Super advantages to LPTs

property capital gains tax fund manager capital gains

30 May 2008
| By John Wilkinson |

Listed property trusts (LPTs) are offering long-term tax advantages for superannuation fund investors, a Melbourne property manager claims.

The key is the tax deferred income component of the trusts, which will eventually become tax-free on the member’s retirement, APN deputy chief investment officer Michael Doble said.

The recent correction in Australian LPTs has increased initial yields for new investors and benefited investors who participate in funds with a high ‘tax deferred income’ component, Doble said.

“Tax deferred income is calculated as a percentage of income earnings, so when income increases, your tax deferred component increases,” he said.

“This has significant long-term advantages for investors.”

Tax deferred income derives from depreciation and building allowances on the direct property assets in a fund.

As property funds tend to buy newer commercial buildings, the depreciation benefits are greater than an individual buying a residential investment property.

“The level of tax deferred income available varies and is greater from managers who invest in newer buildings,” Doble said.

According to APN, if a property fund paid a distribution of $1,000, and 60 per cent of the payment was tax-deferred, the taxable income would only be $400.

The fund manager’s APN Direct Property Fund had a tax deferred component of 64.90 per cent for 2007 returns and 100 per cent for the previous financial year.

“The great advantage of tax deferred income is that the investor is deferring their tax liability,” he said.

“They can use that money or re-invest the proceeds and therefore potentially enhance the overall returns.”
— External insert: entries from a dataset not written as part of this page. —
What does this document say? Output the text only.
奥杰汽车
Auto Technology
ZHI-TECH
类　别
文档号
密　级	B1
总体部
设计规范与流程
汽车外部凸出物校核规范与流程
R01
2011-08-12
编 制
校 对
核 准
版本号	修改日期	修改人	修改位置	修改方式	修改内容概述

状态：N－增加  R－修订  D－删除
Normally, capital gains tax is paid on the tax deferred component of the investment in the fund when it is sold, but Doble said once the investor reaches preservation age and commences a pension, they no longer pay tax.

“Therefore, selling the securities after commencing a pension might mean that tax deferred income received prior to the pension will never have tax paid on it,” he said.

“With the new superannuation tax regime, it now makes profound sense to target managers who maximise tax deferred income by investing in newer building stock.”